そうして近所の園芸店巡りがはかどる日々が始まる。Flower Village、タナベフラワー、奇妙な植物園、プロトリーフ、そして念願のシマムラ園芸やmana’s farmにまで遠征をすることになった。近所のホームセンターのパトロールもかかさない日々が続く。そんな毎日が充実している。今まで植物に碌に水などやったこともなかったのに、水をあげて心が整っていくのを感じたり。少しずつ成長するアガベたちをみて幸せを感じる。何より妻と同じ趣味ができたのも大きい。夫婦でアガベをみては、この鋸歯のこの感じがいいねと店頭で話していると、近くの客に夫婦でそういう話ができるっていいですねと言われたり、店の人にも、自分もそういうパートナーを探したいと言われたりで、わりと夫婦で共通の趣味というのはレアなケースなのかなと思う今日この頃である。ただ弊害としては、歯止めが利かない!

そしてアガベのイベントにも出陣するようになってきた。赤レンガ倉庫のアガベマルシェ、横浜アソビルのアガベミーティング、海老名のボタニカル夜市、埼玉しらこばと水上公園の草乱祭、ふじさんめっせのFUJISAN FESTAなど、数々のイベントに行ってきたのであった。

アガベを始めて二か月目で、実生にもチャレンジして各種のアガベの種を播種してみたりもした。またオテロイ実生が大流行した今年は、ZEUS氏のZEUS実生ポップアップイベントにも行き、実生株もいくつか迎えた。自分では計200以上の種を撒いて育成をしている状態だ。

今年後半はイラン株にも興味が出てきて、CHAMのイベントに連日、赴いては株を迎えてしまった。アングリーハート、ドワーフ、グリフィン、サンフレイム、ペルシアンドワーフ、ノヴァなどイラン株は独特のネーミングで好きだ。

ライセンスプランツのインスタライブオークションが3月からはじまり、毎週火曜日はライセンスの日という流れになり、夜な夜な落札しては翌日に店まで取りに行って、おかわりのアガベを買うというパターンが出来上がった。かれこれそのパターンで40株ほど増えたのだった。やや高級ネームドとしては台湾ゴジラ、白嵐、狂門牛、藍悪霊などなどを迎えた。

またメルカリやヤフオクでも玉石混交ではあるが、アガベが出品されているので見繕っては落札している。gypsy_plantsにてHIDDEN AGAVEのジェレミー株のハイブリッドでエボリスピナ+ブラック&ブルー(エボリBB)を購入。他、こちらで緑犀牛とオアハカ現地株も購入。福園芸にて曙光と姫厳龍のハイブリッドである曙光姫などを購入した。叢氏では麻花龍、ホホジロザメ。
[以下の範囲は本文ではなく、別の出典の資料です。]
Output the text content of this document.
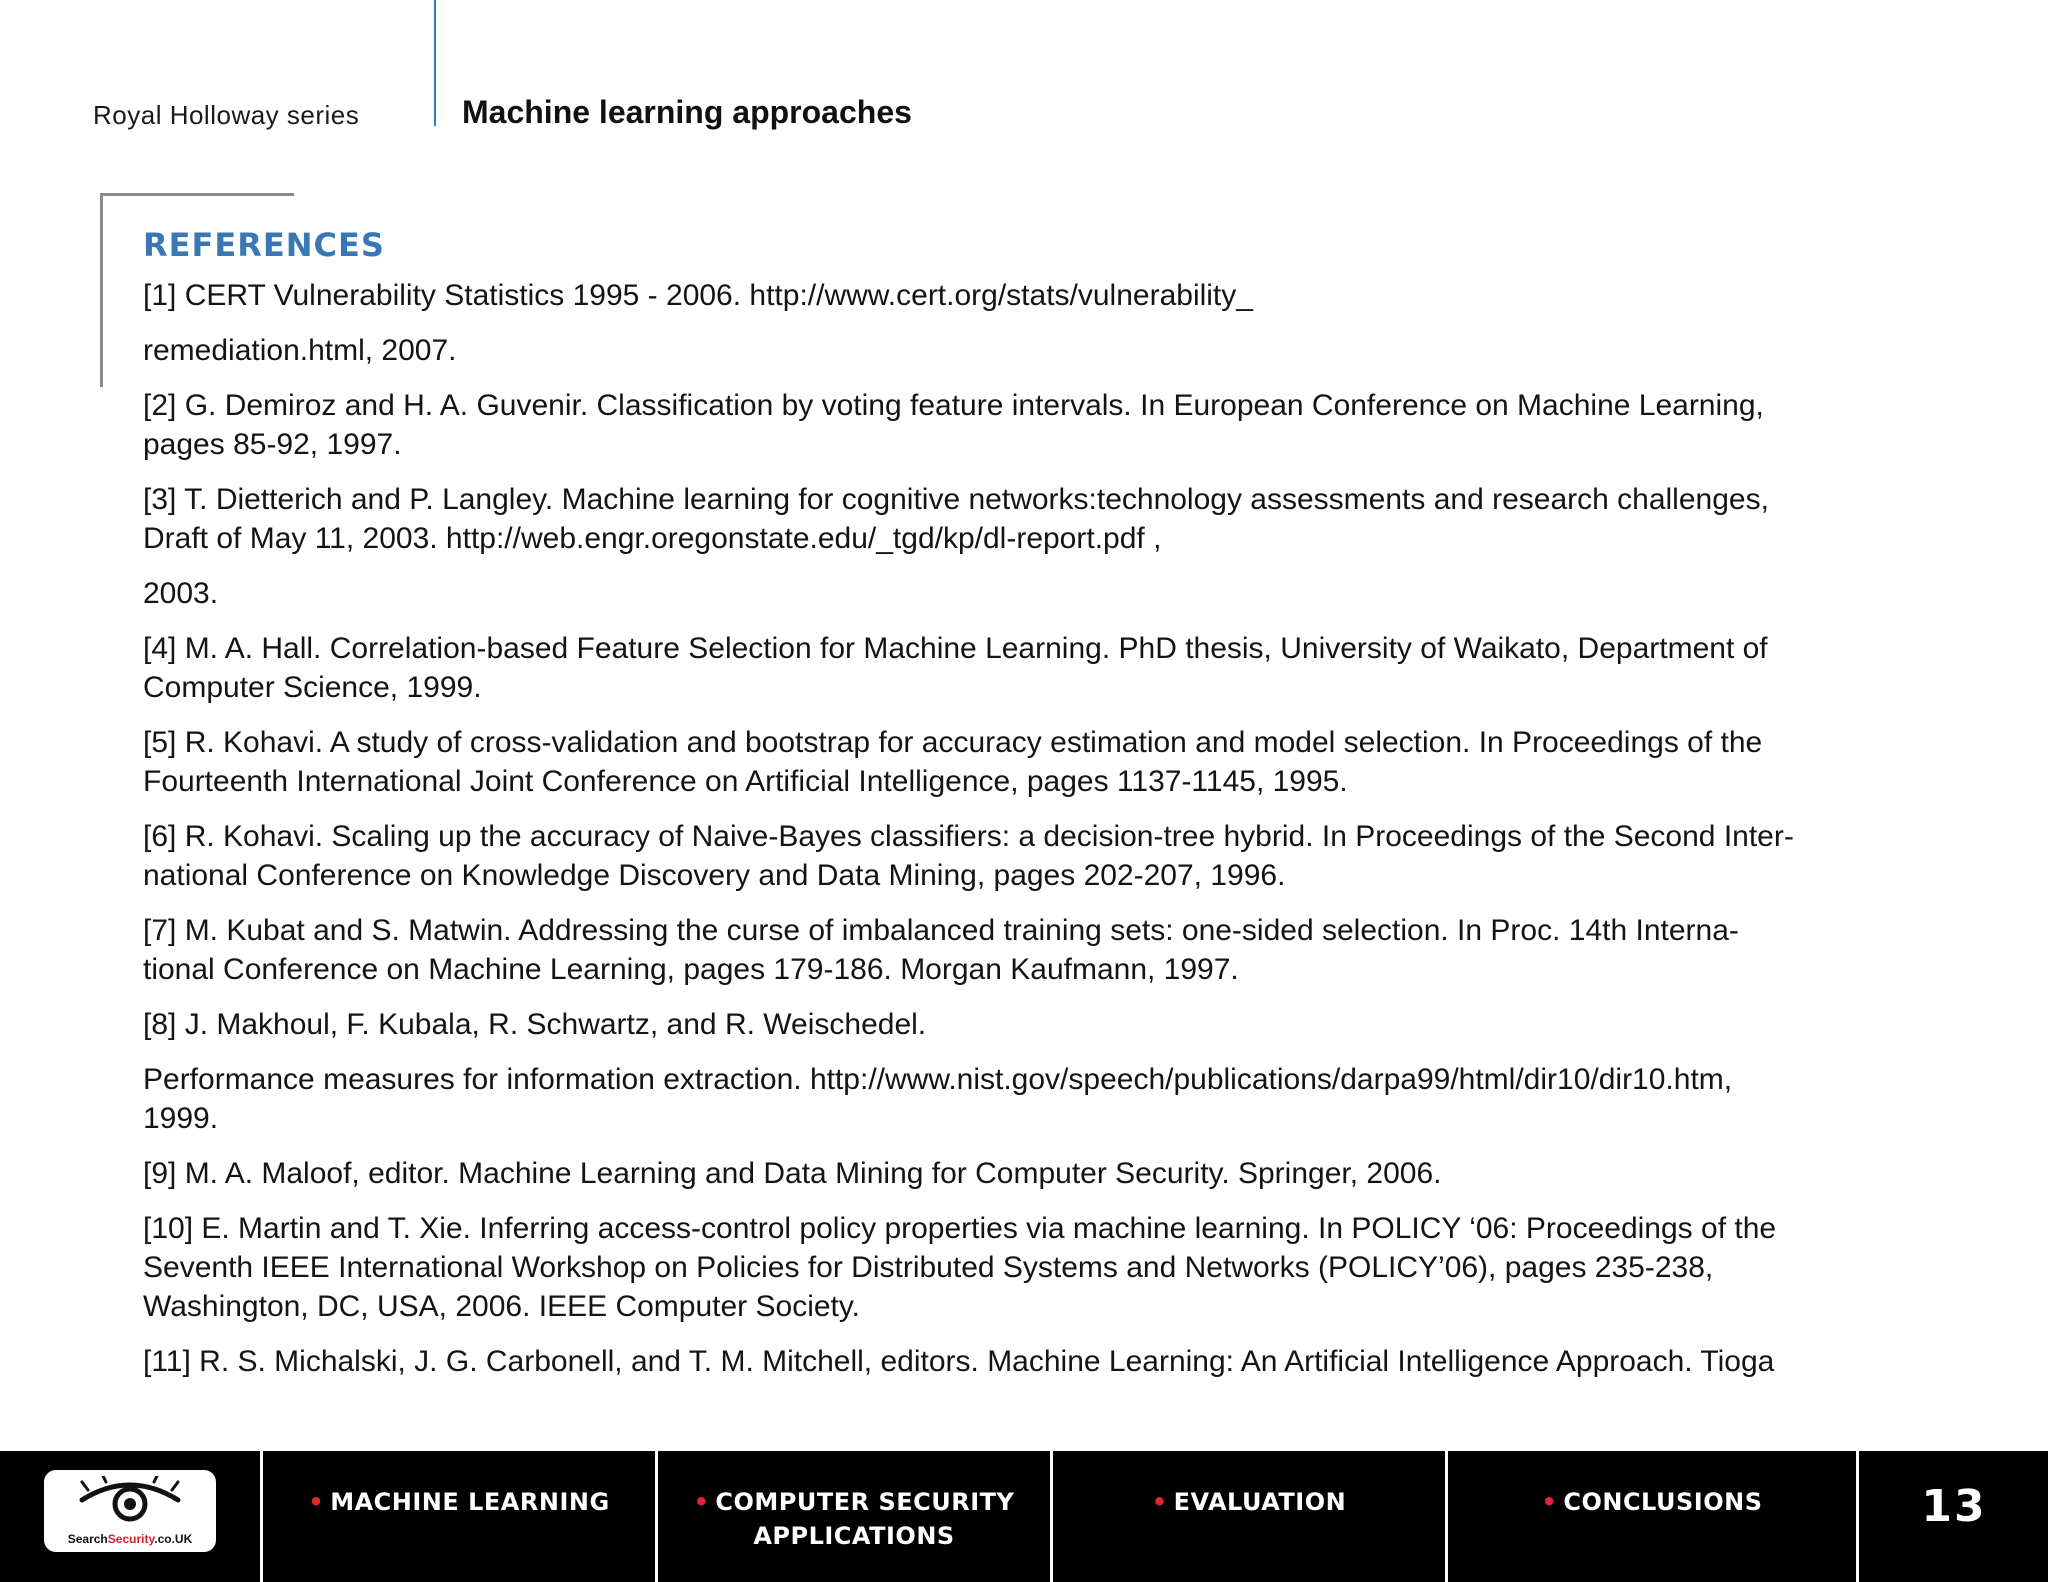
Royal Holloway series	Machine learning approaches
REFERENCES
[1] CERT Vulnerability Statistics 1995 - 2006. http://www.cert.org/stats/vulnerability_
remediation.html, 2007.
[2] G. Demiroz and H. A. Guvenir. Classification by voting feature intervals. In European Conference on Machine Learning,
pages 85-92, 1997.
[3] T. Dietterich and P. Langley. Machine learning for cognitive networks:technology assessments and research challenges,
Draft of May 11, 2003. http://web.engr.oregonstate.edu/_tgd/kp/dl-report.pdf ,
2003.
[4] M. A. Hall. Correlation-based Feature Selection for Machine Learning. PhD thesis, University of Waikato, Department of
Computer Science, 1999.
[5] R. Kohavi. A study of cross-validation and bootstrap for accuracy estimation and model selection. In Proceedings of the
Fourteenth International Joint Conference on Artificial Intelligence, pages 1137-1145, 1995.
[6] R. Kohavi. Scaling up the accuracy of Naive-Bayes classifiers: a decision-tree hybrid. In Proceedings of the Second Inter-
national Conference on Knowledge Discovery and Data Mining, pages 202-207, 1996.
[7] M. Kubat and S. Matwin. Addressing the curse of imbalanced training sets: one-sided selection. In Proc. 14th Interna-
tional Conference on Machine Learning, pages 179-186. Morgan Kaufmann, 1997.
[8] J. Makhoul, F. Kubala, R. Schwartz, and R. Weischedel.
Performance measures for information extraction. http://www.nist.gov/speech/publications/darpa99/html/dir10/dir10.htm,
1999.
[9] M. A. Maloof, editor. Machine Learning and Data Mining for Computer Security. Springer, 2006.
[10] E. Martin and T. Xie. Inferring access-control policy properties via machine learning. In POLICY ‘06: Proceedings of the
Seventh IEEE International Workshop on Policies for Distributed Systems and Networks (POLICY’06), pages 235-238,
Washington, DC, USA, 2006. IEEE Computer Society.
[11] R. S. Michalski, J. G. Carbonell, and T. M. Mitchell, editors. Machine Learning: An Artificial Intelligence Approach. Tioga
SearchSecurity.co.UK
• MACHINE LEARNING	• COMPUTER SECURITY
APPLICATIONS
• EVALUATION	• CONCLUSIONS	13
AGAVE SHIDA氏では白豪刺、伝説の清櫻などを購入した。

株がみるみる増えてゆき室内管理の置き場問題が発生し、植物育成用の棚を5台導入。植物育成用のLEDパネルライトを16台導入し、植物育成用LEDスポットライトは6台導入した。和室を植物専用部屋にした。また室外管理としては、歩道に面する庭には軽石と赤玉土を表土にして、みかも石を配置しアガベ用のドライガーデンを作ってみた。

用土もアガベに合う配合を模索して、硬質赤玉土小粒とひゅうが土小粒、ゼオライト、ベラボン、竹炭などを配合して独自のブレンドで作っている。

そんな感じでちゃくちゃくとアガベ沼に落ちてゆき、挙句、近所に土地があったらアガベ育成用に買ってみたいと探し始めたり、ガラス温室を建てようとしたり、コンサバトリーを建立しようとまで画策し始めたので、すこし自らをセーブするに至る。来年はどうなってしまうかと考えると怖い気もするしワクワクもするのであった。

以上、足早であったが今年の振り返りである。